Les traces de son ADN seront bien retrouvées sur la ceinture de peignoir qui a servi à tuer Mme Prigent, « très alcoolique » et souvent prise de « crises d’hystérie ». Interpellé lundi et mis en examen mercredi, le compagnon a affirmé que de lui donner la mort a été « une délivrance pour elle ».

« Il a échappé aux radars »

Le parquet d’Angers a requis la mise en examen pour assassinat et le placement en détention de cet homme, qui avait disparu après les faits. Malgré le mandat de recherche, pendant cinq années « il a échappé aux radars », confirme le procureur.

Il a expliqué son parcours aux enquêteurs. Sans domicile fixe, il s’était réfugié à Saint-Nazaire, où il a vécu tout d’abord dans un squat. Il a ensuite rencontré des personnes qui ont mis à profit ses connaissances en mécanique pour de petits travaux rémunérés au noir.

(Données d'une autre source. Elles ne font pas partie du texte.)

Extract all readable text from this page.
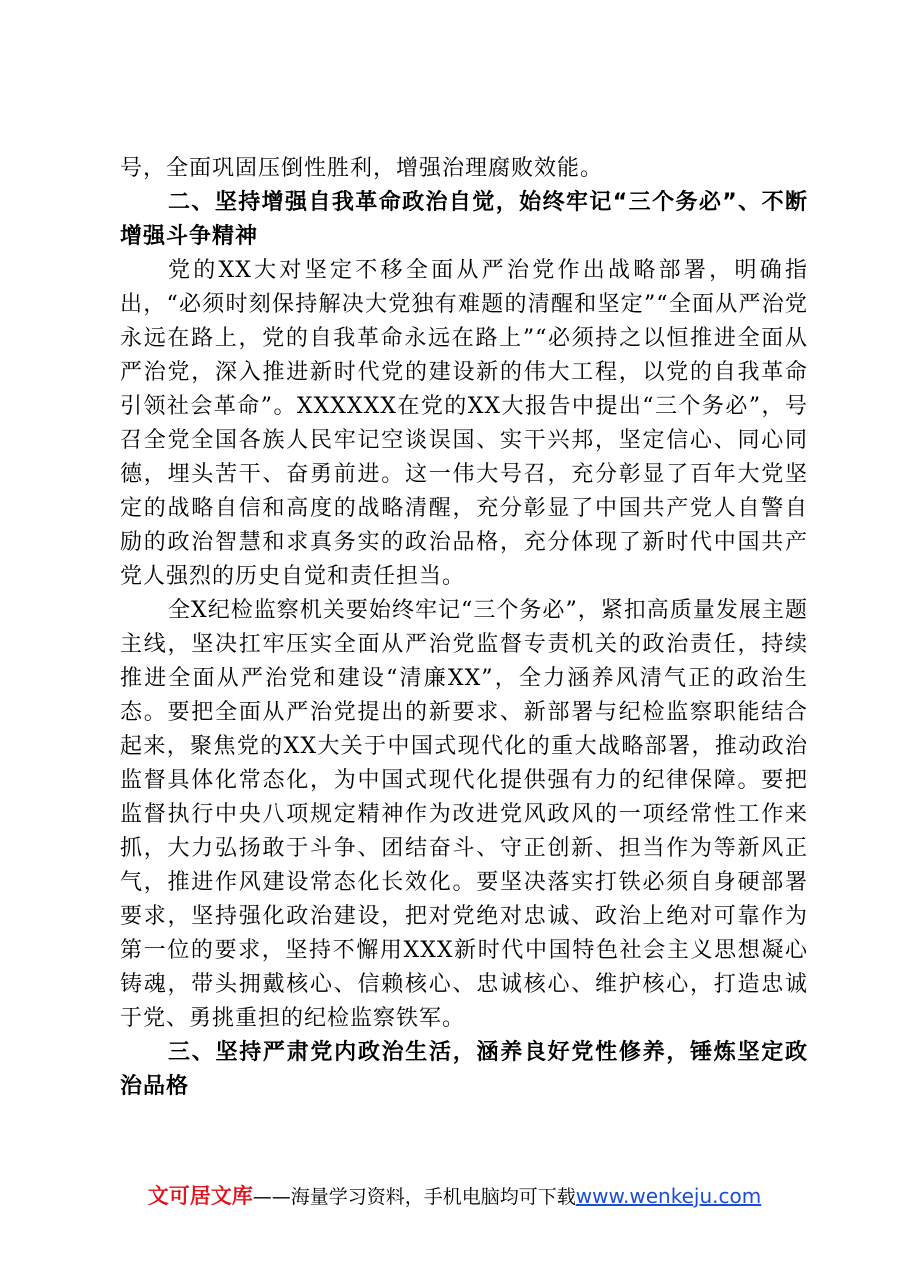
号，全面巩固压倒性胜利，增强治理腐败效能。

二、坚持增强自我革命政治自觉，始终牢记“三个务必”、不断增强斗争精神

党的XX大对坚定不移全面从严治党作出战略部署，明确指出，“必须时刻保持解决大党独有难题的清醒和坚定”“全面从严治党永远在路上，党的自我革命永远在路上”“必须持之以恒推进全面从严治党，深入推进新时代党的建设新的伟大工程，以党的自我革命引领社会革命”。XXXXXX在党的XX大报告中提出“三个务必”，号召全党全国各族人民牢记空谈误国、实干兴邦，坚定信心、同心同德，埋头苦干、奋勇前进。这一伟大号召，充分彰显了百年大党坚定的战略自信和高度的战略清醒，充分彰显了中国共产党人自警自励的政治智慧和求真务实的政治品格，充分体现了新时代中国共产党人强烈的历史自觉和责任担当。

全X纪检监察机关要始终牢记“三个务必”，紧扣高质量发展主题主线，坚决扛牢压实全面从严治党监督专责机关的政治责任，持续推进全面从严治党和建设“清廉XX”，全力涵养风清气正的政治生态。要把全面从严治党提出的新要求、新部署与纪检监察职能结合起来，聚焦党的XX大关于中国式现代化的重大战略部署，推动政治监督具体化常态化，为中国式现代化提供强有力的纪律保障。要把监督执行中央八项规定精神作为改进党风政风的一项经常性工作来抓，大力弘扬敢于斗争、团结奋斗、守正创新、担当作为等新风正气，推进作风建设常态化长效化。要坚决落实打铁必须自身硬部署要求，坚持强化政治建设，把对党绝对忠诚、政治上绝对可靠作为第一位的要求，坚持不懈用XXX新时代中国特色社会主义思想凝心铸魂，带头拥戴核心、信赖核心、忠诚核心、维护核心，打造忠诚于党、勇挑重担的纪检监察铁军。

三、坚持严肃党内政治生活，涵养良好党性修养，锤炼坚定政治品格

文可居文库——海量学习资料，手机电脑均可下载www.wenkeju.com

Il va alors croiser la route de membres de la communauté des gens du voyage de la région de Saint-Nazaire, semi-sédentaires, qui vont l’héberger en échange d’un peu de gardiennage et de petits travaux.

Sans portable, sans compte bancaire, il a ainsi vécu cinq ans dans l’ombre avant de rencontrer début 2016 des problèmes de santé qui l’ont obligé à refaire ses papiers pour obtenir les documents nécessaires pour se faire soigner. Il a ainsi été contraint de faire une demande de passeport début juillet à la préfecture de Loire-Atlantique, ce qui a aussitôt donné l’alerte et permis son interpellation lundi.